Dr. Jochen Drees, in der 2022 neu gegründeten DFB Schiri GmbH Leiter Innovation und Technologie und bereits seit 2018 verantwortlich für den Bereich VAR, verteidigt hingegen den Eingriff Mülllers auf kicker-Nachfrage. "Regeltechnisch ist bei einem Fußangriff bzw. Foulspiel entscheidend, an welcher Stelle der erste, initiale Kontakt erfolgt, durch den der Angreifer schließlich zu Fall kommt. Das war beim vorliegenden Zweikampf zwischen Hummels und Openda bildlich belegbar kurz vor dem Strafraum der Fall, sodass die korrekte Entscheidung direkter Freistoß und Rote Karte wegen der Vereitelung einer offensichtlichen Torchance lautete", erklärt Drees und fügt an: "Die Evidenz haben die Kameraeinstellungen '16er hoch' und 'Reverse links' geliefert."

Spiele von Borussia Dortmund

Da der DFB die betreffenden Kameraeinstellungen bisher nicht veröffentlicht hat, lässt sich diese Aussage nicht überprüfen. Allgemein fügt Drees an, dass es sich bei der Feststellung des Ortes des Vergehens wie bei Abseitsstellungen und der Frage "War der Ball im Aus"? um faktische Entscheidungen handele, die direkt vom VAR getroffen werden, ohne dass sich der Feld-Schiedsrichter die betreffenden Szenen im Stadion selbst noch einmal ansieht. "Eine präzise Analyse ist bei allen faktischen Entscheidungen notwendig, da es sich hierbei um sogenannte Schwarz-Weiß-Entscheidungen handelt", so Drees.

Interner Widerspruch gegen Drees' Regel-Behauptung

Was Drees nicht sagt: Es gibt in der Bundesliga, anders als bei der Torlinientechnologie, bei den Seitenauslinien und den Strafraumumrandungen noch keine 3-D-Technik, die zweifelsfreie Genauigkeit über den Standort des Balles und der Spieler garantiert.

Davon abgesehen gibt es nach kicker-Informationen innerhalb des Profi-Schiedsrichterwesens einige Stimmen, die den VAR-Eingriff in Dortmund wie Heynemann als unangemessen betrachten.
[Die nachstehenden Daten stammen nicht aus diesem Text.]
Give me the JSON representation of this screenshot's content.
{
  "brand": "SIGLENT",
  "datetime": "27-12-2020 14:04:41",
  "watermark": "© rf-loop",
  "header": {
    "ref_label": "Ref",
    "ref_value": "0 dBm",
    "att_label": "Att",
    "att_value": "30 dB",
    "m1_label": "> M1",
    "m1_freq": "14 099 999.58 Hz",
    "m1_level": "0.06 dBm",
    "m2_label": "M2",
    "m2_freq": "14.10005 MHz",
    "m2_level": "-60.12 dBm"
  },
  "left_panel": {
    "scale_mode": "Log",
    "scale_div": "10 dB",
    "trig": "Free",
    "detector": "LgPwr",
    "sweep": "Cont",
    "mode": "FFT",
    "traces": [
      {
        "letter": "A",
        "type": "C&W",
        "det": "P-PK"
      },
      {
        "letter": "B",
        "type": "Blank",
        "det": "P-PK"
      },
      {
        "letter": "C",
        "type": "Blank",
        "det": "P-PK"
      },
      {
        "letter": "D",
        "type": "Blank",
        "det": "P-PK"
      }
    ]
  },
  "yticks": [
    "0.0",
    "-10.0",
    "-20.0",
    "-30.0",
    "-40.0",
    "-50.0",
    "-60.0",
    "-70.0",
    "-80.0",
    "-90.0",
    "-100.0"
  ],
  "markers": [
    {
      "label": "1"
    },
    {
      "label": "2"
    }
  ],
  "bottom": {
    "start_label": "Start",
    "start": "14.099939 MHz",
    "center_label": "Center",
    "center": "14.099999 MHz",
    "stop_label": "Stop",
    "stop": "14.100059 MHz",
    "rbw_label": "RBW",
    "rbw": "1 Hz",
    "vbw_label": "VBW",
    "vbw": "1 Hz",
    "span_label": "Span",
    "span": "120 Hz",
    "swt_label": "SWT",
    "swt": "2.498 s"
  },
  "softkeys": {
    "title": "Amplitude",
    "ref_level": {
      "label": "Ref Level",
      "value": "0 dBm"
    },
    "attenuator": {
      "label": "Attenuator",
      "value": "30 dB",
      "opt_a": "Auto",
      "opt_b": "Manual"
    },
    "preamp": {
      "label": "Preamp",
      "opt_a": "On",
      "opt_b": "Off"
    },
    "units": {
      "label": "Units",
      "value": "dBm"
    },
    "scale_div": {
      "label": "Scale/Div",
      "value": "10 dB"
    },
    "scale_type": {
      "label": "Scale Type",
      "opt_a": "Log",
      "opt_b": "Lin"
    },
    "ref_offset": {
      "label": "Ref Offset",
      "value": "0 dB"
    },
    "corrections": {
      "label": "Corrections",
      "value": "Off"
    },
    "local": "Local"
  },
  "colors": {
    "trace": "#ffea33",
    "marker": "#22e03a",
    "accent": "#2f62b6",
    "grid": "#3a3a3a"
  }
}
Das liegt unter anderem daran, dass es gegen Drees' Behauptung, dass bei einem Foul nur der "erste, initiale Kontakt" entscheidend sei, Widerspruch gibt. Es gehe vielmehr um den "entscheidenden" Kontakt.

Hinzukommt: Während sich ein Foulspiel bei Fußauftritten - das so genannte "Stempeln" - oder bei einem Beinstellen ähnlich wie einem Handspiel recht genau lokalisieren lässt, verhält es sich insbesondere bei Grätschen anders. Da gibt es in der Regel eine längere "Kontaktzeit" zwischen foulendem und gefoultem Spieler und der allererste Kontakt muss noch nicht maßgeblich und entscheidend für ein Foul respektive das "Zu-Fall-Bringen" des gefoulten Spielers sein. So wie bei Hummels. Der BVB-Innenverteidiger hatte Openda von seitlich hinten mit einer Grätsche "abgeräumt", das Zu-Fall-Bringen durch den Bein-Treffer findet klar im Strafraum statt.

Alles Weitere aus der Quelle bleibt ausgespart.